CISA confirms hackers are exploiting F5 flaw on federal and private networks

The Department of Homeland Security’s cybersecurity division said Friday it had responded to at least two hacking incidents at U.S. government and private-sector organizations that exploited a critical vulnerability in enterprise software to take control of the victim’s computer systems.

DHS’s Cybersecurity and Infrastructure Security Agency said the unidentified malicious hackers had for weeks been scanning federal agencies’ networks for a flaw in a popular software made by F5 Networks, which was revealed earlier this month. CISA said it was working with multiple sectors to investigate possible breaches related to the vulnerability, with two compromises confirmed as of Friday.

The vulnerability allows hackers to execute code remotely on target systems, opening up a pathway to deleting files or disabling services. Hackers will continue to exploit the bug, CISA warned. The agency “strongly urg[ed] users and administrators to upgrade their software to the fixed versions.”
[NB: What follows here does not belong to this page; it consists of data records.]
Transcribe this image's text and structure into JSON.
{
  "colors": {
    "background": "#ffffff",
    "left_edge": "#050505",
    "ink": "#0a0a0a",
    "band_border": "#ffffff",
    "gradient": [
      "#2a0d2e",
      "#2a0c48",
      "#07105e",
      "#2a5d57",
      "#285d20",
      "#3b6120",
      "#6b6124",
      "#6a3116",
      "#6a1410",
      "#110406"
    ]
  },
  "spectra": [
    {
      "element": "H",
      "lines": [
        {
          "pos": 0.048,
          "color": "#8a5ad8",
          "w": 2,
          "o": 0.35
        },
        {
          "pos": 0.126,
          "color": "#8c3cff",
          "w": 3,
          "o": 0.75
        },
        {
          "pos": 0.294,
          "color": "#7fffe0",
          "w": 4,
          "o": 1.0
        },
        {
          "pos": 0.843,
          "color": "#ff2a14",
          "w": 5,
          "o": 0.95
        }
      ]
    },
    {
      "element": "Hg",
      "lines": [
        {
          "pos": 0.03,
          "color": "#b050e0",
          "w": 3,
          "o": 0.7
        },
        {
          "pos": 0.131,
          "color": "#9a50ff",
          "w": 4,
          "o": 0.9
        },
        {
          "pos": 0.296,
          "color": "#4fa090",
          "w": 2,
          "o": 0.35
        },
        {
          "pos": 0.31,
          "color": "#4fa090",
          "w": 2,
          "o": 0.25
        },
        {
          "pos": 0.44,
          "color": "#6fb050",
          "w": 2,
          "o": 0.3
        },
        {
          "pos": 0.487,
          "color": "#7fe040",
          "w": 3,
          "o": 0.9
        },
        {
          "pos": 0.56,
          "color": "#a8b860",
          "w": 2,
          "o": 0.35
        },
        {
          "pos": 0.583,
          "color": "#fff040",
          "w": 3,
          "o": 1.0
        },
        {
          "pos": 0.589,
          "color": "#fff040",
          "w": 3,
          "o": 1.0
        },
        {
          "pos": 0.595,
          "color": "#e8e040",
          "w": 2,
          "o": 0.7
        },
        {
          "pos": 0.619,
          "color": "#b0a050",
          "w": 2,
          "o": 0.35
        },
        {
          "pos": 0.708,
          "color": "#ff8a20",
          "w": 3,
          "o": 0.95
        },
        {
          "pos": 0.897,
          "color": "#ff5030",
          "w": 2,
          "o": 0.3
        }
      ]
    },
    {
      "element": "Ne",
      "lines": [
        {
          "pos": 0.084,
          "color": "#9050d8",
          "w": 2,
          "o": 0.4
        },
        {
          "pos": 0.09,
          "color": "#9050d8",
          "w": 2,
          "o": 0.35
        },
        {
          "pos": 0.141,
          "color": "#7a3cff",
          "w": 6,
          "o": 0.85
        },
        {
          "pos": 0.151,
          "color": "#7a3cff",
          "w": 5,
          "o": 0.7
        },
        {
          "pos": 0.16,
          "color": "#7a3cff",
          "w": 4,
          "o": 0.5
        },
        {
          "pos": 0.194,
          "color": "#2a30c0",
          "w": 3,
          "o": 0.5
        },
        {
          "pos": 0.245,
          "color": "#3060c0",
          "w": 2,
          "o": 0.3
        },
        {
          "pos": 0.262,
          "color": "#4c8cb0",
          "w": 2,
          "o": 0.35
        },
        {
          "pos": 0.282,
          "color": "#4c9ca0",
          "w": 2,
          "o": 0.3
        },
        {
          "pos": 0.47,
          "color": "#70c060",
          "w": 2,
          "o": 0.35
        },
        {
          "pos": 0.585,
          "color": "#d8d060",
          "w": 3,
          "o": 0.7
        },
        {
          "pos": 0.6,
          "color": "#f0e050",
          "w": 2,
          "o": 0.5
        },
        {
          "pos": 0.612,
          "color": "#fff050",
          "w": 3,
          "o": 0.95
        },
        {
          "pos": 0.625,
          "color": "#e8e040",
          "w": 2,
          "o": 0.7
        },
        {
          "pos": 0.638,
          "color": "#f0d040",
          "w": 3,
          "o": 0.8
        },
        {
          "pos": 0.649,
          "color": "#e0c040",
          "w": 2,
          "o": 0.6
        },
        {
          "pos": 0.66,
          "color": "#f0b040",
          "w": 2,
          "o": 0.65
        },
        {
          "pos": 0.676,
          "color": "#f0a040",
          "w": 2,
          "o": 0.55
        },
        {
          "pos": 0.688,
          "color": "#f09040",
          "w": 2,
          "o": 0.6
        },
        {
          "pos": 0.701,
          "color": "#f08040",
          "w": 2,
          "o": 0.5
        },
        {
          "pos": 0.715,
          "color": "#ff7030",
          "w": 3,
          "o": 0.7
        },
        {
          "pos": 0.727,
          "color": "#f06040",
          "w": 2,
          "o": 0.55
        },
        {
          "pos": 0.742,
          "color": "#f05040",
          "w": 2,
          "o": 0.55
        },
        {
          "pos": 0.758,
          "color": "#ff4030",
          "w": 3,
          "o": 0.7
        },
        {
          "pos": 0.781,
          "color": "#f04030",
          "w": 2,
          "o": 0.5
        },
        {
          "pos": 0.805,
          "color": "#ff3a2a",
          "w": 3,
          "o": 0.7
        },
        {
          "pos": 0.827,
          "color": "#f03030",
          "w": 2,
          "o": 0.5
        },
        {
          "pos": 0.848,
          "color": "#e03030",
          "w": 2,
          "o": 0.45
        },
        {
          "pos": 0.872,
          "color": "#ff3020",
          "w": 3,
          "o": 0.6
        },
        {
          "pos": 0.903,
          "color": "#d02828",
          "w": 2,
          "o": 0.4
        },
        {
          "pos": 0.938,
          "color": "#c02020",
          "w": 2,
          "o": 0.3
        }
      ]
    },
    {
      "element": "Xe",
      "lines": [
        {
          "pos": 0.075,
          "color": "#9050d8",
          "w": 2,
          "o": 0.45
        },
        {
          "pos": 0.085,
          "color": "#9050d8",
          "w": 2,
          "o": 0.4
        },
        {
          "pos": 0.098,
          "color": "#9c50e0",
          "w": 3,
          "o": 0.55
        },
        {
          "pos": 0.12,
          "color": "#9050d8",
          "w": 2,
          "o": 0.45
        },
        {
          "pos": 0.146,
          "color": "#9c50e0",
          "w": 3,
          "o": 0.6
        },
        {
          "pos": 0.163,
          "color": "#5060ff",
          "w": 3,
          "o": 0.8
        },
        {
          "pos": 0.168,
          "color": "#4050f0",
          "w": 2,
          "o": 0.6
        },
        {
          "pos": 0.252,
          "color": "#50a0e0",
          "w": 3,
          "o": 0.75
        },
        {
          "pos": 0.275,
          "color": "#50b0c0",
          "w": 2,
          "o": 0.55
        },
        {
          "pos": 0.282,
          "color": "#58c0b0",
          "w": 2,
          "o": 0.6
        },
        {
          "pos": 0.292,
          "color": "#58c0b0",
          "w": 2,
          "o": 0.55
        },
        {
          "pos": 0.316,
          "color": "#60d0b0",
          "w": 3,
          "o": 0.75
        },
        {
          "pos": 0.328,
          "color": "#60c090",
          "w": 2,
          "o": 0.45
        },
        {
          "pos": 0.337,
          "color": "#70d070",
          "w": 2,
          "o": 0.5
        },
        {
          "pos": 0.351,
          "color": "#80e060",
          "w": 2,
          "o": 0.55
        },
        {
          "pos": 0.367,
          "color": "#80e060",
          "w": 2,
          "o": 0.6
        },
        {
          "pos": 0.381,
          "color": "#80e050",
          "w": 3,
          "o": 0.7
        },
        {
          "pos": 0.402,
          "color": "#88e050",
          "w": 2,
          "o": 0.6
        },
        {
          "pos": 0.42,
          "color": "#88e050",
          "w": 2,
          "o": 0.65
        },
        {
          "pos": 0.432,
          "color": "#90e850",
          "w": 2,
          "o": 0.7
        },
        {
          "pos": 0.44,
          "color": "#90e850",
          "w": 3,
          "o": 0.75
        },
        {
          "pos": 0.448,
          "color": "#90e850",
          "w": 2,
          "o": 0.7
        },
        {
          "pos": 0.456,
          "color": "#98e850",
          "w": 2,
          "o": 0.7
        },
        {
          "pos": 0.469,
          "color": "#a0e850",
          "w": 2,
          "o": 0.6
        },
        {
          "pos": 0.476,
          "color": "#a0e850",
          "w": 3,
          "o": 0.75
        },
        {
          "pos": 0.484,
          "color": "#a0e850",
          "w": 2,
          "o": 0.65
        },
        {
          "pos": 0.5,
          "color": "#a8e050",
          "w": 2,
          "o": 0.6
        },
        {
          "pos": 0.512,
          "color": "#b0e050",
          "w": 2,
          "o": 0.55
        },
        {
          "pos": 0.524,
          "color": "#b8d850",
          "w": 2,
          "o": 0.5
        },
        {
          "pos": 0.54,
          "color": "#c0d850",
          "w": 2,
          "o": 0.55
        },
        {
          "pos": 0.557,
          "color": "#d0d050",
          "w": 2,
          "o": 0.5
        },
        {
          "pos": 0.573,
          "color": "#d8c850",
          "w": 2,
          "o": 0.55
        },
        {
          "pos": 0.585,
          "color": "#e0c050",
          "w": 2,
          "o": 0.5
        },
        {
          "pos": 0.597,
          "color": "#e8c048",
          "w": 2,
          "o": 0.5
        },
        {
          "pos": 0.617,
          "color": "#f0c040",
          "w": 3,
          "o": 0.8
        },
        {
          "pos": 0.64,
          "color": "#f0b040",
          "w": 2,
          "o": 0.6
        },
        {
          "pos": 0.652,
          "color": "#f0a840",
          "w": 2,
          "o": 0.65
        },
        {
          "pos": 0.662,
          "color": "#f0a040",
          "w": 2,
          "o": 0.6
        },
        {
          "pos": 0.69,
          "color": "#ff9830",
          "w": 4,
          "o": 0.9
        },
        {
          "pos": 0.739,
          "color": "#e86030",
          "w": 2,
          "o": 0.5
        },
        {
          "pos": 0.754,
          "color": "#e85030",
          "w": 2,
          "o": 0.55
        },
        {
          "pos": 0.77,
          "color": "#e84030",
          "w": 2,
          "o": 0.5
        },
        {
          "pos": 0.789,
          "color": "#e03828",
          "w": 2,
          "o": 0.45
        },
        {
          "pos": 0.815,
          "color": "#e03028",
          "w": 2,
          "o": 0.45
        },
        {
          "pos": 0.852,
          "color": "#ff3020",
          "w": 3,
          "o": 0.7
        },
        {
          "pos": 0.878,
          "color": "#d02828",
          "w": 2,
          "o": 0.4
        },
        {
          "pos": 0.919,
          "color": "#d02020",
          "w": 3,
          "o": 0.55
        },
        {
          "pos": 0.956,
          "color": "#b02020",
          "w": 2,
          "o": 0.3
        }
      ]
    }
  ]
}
The disclosure shows how, once a high-profile software flaw is revealed, the race is on between hackers eager to exploit it and organizations trying to fortify their defenses. In this case, there were confirmed breaches within days of F5 releasing a fix for the flaw, according to CISA.

“If you didn’t patch by this morning, assume [you are] compromised,” CISA Director Chris Krebs said in early July when the F5 vulnerability was revealed.

It has been a torrid few weeks for critical bugs in widely used software. On July 14, researchers revealed a vulnerability in applications made by software giant SAP could affect up to 40,000 SAP customers. In late June, CISA and U.S. Cyber Command urged users to address a vulnerability in another popular operating system on firewalls and corporate virtual private network products.